A professora Lizilene Taves, que leciona educação especial na Escola Rosa Michiles, zona rural do município, relata que, dos 120 alunos, metade foi impactada pela seca. Ela foi condutora do transporte escolar na região e observa que a estiagem vem dificultando ainda mais o acesso à escola, que agora leva mais de 1h30 para ser alcançada.
“Antes, conseguíamos continuar nosso trajeto mesmo com a seca, mas agora isso se tornou um desafio para alunos e professores. Semanalmente fazemos uma programação dos alunos que precisam receber as apostilas e com outros professores saímos a campo, seja com chuva ou sol, trabalhamos para que essas crianças e adolescentes consigam estudar, esse é o grande desafio”, afirmou a docente.
Andrea Ferreira, professora do 5º ano na zona rural de Boa Vista do Ramos, também compartilha suas experiências. Como moradora da região, ela enfrentou desafios de estudar na Amazônia. Quando era aluna, foi atacada por um jacaré que por pouco não arrancou sua perna esquerda.
Raylane Leite Queiroz, 12 anos, aluna do 7º ano, relata que, em sua sala, oito alunos deixaram de frequentar as aulas devido a dificuldades logísticas. “Consigo chegar à escola porque moro na comunidade onde ela está localizada, mas meus colegas não conseguem mais. Não os vejo desde setembro e sinto falta deles. Agora, com a seca, só poderei vê-los novamente no próximo ano”, lamentou Raylane.
Micael Souza Filho, 15 anos, que cursa o 9º ano, reflete sobre a dificuldade que seus colegas enfrentam ao estudar sem a presença dos professores. “Eu consigo assistir às aulas presenciais e tirar dúvidas, mas sei que para meus colegas não se torna fácil, pois muitos moram em localidades que não têm internet e nem energia elétrica”.
(Fotos: Reinaldo Campelo)
Há uma preocupação na rede municipal de Boa Vista do Ramos em fortalecer as discussões em sala de aula sobre meio ambiente e temas correlatos.

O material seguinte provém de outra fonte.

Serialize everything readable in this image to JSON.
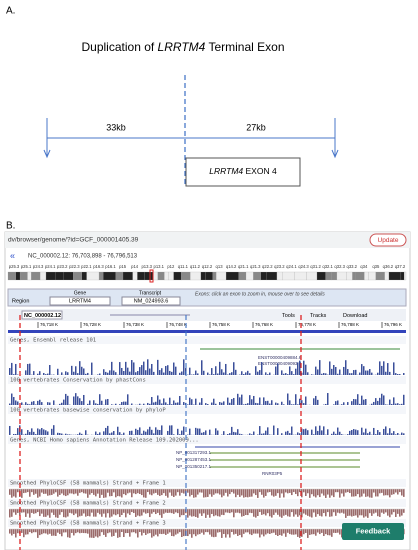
{
  "panel_a": {
    "label": "A.",
    "title_prefix": "Duplication of ",
    "title_gene": "LRRTM4",
    "title_suffix": " Terminal Exon",
    "left_distance": "33kb",
    "right_distance": "27kb",
    "exon_gene": "LRRTM4",
    "exon_suffix": " EXON 4"
  },
  "panel_b": {
    "label": "B.",
    "url": "dv/browser/genome/?id=GCF_000001405.39",
    "update": "Update",
    "location": "NC_000002.12: 76,703,898 - 76,796,513",
    "bands": [
      "p25.3",
      "p25.1",
      "p24.3",
      "p24.1",
      "p23.2",
      "p22.3",
      "p22.1",
      "p16.3",
      "p16.1",
      "p15",
      "p14",
      "p13.3",
      "p13.1",
      "p12",
      "q11.1",
      "q11.2",
      "q12.2",
      "q13",
      "q14.2",
      "q21.1",
      "q21.3",
      "q22.2",
      "q23.2",
      "q24.1",
      "q24.3",
      "q31.2",
      "q32.1",
      "q32.3",
      "q33.2",
      "q34",
      "q35",
      "q36.2",
      "q37.2"
    ],
    "region": "Region",
    "gene_label": "Gene",
    "gene": "LRRTM4",
    "transcript_label": "Transcript",
    "transcript": "NM_024993.6",
    "exon_hint": "Exons: click an exon to zoom in, mouse over to see details",
    "accession": "NC_000002.12",
    "tools": "Tools",
    "tracks": "Tracks",
    "download": "Download",
    "ruler": [
      "76,718 K",
      "76,728 K",
      "76,738 K",
      "76,748 K",
      "76,758 K",
      "76,768 K",
      "76,778 K",
      "76,788 K",
      "76,796 K"
    ],
    "track_titles": [
      "Genes, Ensembl release 101",
      "100 vertebrates Conservation by phastCons",
      "100 vertebrates basewise conservation by phyloP",
      "Genes, NCBI Homo sapiens Annotation Release 109.202009...",
      "Smoothed PhyloCSF (58 mammals) Strand + Frame 1",
      "Smoothed PhyloCSF (58 mammals) Strand + Frame 2",
      "Smoothed PhyloCSF (58 mammals) Strand + Frame 3"
    ],
    "ensembl_transcripts": [
      "ENST00000409884.6",
      "ENST00000409093.2"
    ],
    "ncbi_transcripts": [
      "NP_001317293.1",
      "NP_001287453.1",
      "NP_001350217.1",
      "RNR03P5"
    ],
    "feedback": "Feedback"
  }
}
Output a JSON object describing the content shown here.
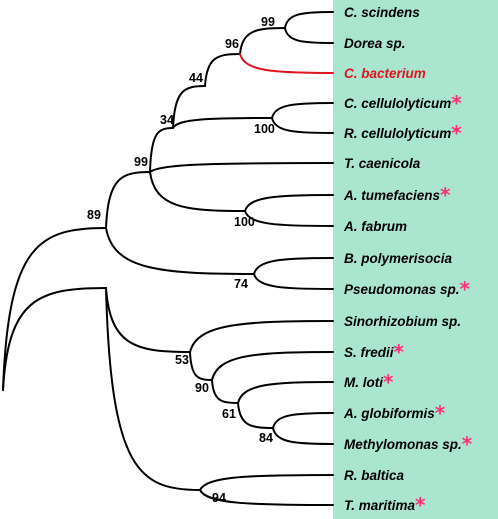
{
  "colors": {
    "panel": "#a9e5cf",
    "branch": "#000000",
    "highlight": "#e0141e",
    "star": "#ff2d7a"
  },
  "tree": {
    "taxa": [
      {
        "name": "C. scindens",
        "highlight": false,
        "star": false
      },
      {
        "name": "Dorea sp.",
        "highlight": false,
        "star": false
      },
      {
        "name": "C. bacterium",
        "highlight": true,
        "star": false
      },
      {
        "name": "C. cellulolyticum",
        "highlight": false,
        "star": true
      },
      {
        "name": "R. cellulolyticum",
        "highlight": false,
        "star": true
      },
      {
        "name": "T. caenicola",
        "highlight": false,
        "star": false
      },
      {
        "name": "A. tumefaciens",
        "highlight": false,
        "star": true
      },
      {
        "name": "A. fabrum",
        "highlight": false,
        "star": false
      },
      {
        "name": "B. polymerisocia",
        "highlight": false,
        "star": false
      },
      {
        "name": "Pseudomonas sp.",
        "highlight": false,
        "star": true
      },
      {
        "name": "Sinorhizobium sp.",
        "highlight": false,
        "star": false
      },
      {
        "name": "S. fredii",
        "highlight": false,
        "star": true
      },
      {
        "name": "M. loti",
        "highlight": false,
        "star": true
      },
      {
        "name": "A. globiformis",
        "highlight": false,
        "star": true
      },
      {
        "name": "Methylomonas sp.",
        "highlight": false,
        "star": true
      },
      {
        "name": "R. baltica",
        "highlight": false,
        "star": false
      },
      {
        "name": "T. maritima",
        "highlight": false,
        "star": true
      }
    ],
    "star_symbol": "*",
    "support_values": [
      "99",
      "96",
      "44",
      "100",
      "34",
      "99",
      "100",
      "89",
      "74",
      "53",
      "90",
      "61",
      "84",
      "94"
    ]
  }
}
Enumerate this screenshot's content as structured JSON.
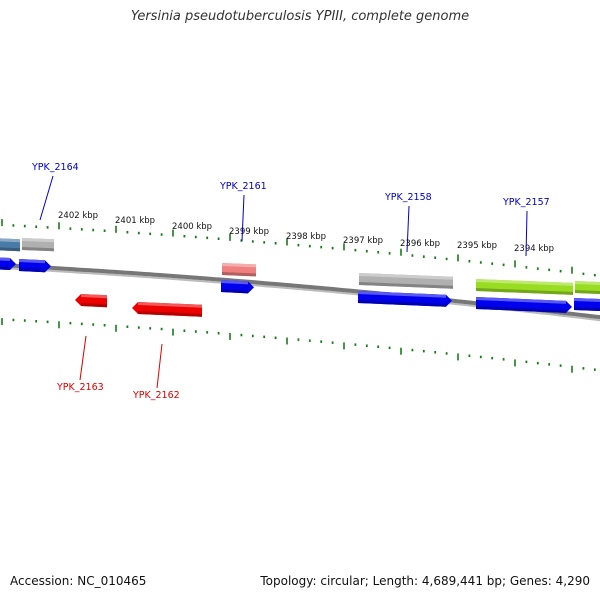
{
  "title": "Yersinia pseudotuberculosis YPIII, complete genome",
  "footer": {
    "accession": "Accession: NC_010465",
    "summary": "Topology: circular; Length: 4,689,441 bp; Genes: 4,290"
  },
  "colors": {
    "forward_label": "#0000cc",
    "reverse_label": "#dd0000",
    "tick": "#1a7a1a",
    "backbone": "#777777",
    "gene_blue": "#0000ee",
    "gene_red": "#ee0000",
    "gene_gray": "#b0b0b0",
    "gene_pink": "#ee8080",
    "gene_green": "#99dd22",
    "gene_steel": "#4a7aa8"
  },
  "ruler_labels": [
    {
      "text": "2402 kbp"
    },
    {
      "text": "2401 kbp"
    },
    {
      "text": "2400 kbp"
    },
    {
      "text": "2399 kbp"
    },
    {
      "text": "2398 kbp"
    },
    {
      "text": "2397 kbp"
    },
    {
      "text": "2396 kbp"
    },
    {
      "text": "2395 kbp"
    },
    {
      "text": "2394 kbp"
    }
  ],
  "gene_labels": [
    {
      "text": "YPK_2164",
      "strand": "forward"
    },
    {
      "text": "YPK_2161",
      "strand": "forward"
    },
    {
      "text": "YPK_2158",
      "strand": "forward"
    },
    {
      "text": "YPK_2157",
      "strand": "forward"
    },
    {
      "text": "YPK_2163",
      "strand": "reverse"
    },
    {
      "text": "YPK_2162",
      "strand": "reverse"
    }
  ]
}
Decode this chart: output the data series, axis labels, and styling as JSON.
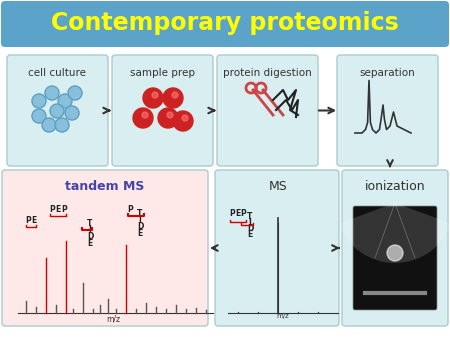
{
  "title": "Contemporary proteomics",
  "title_color": "#FFFF00",
  "title_bg_color": "#5BA3C9",
  "bg_color": "#FFFFFF",
  "panel_bg_top": "#D8EEF0",
  "panel_bg_tandem": "#FFE8E8",
  "panel_bg_ms": "#D8EEF0",
  "panel_bg_ioniz": "#D8EEF0",
  "top_labels": [
    "cell culture",
    "sample prep",
    "protein digestion",
    "separation"
  ],
  "bottom_labels": [
    "tandem MS",
    "MS",
    "ionization"
  ],
  "arrow_color": "#333333",
  "ms_label_color": "#4444AA",
  "tandem_label_color": "#4444AA",
  "red_color": "#CC0000",
  "bar_color_dark": "#555555",
  "bar_color_red": "#CC0000"
}
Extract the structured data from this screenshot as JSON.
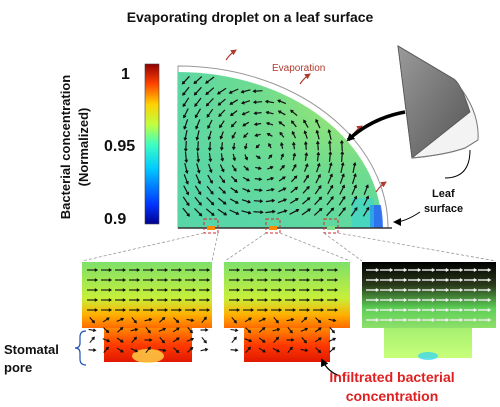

A inclusão de tópicos como a estiagem e suas consequências nas aulas pode sensibilizar os alunos para a importância da preservação ambiental e a necessidade de ações coletivas para enfrentar os desafios climáticos, ganhando destaque nas disciplinas.
*Pauta selecionada pelo 6º Edital de Jornalismo de Educação, da Jeduca e da Fundação Itaú.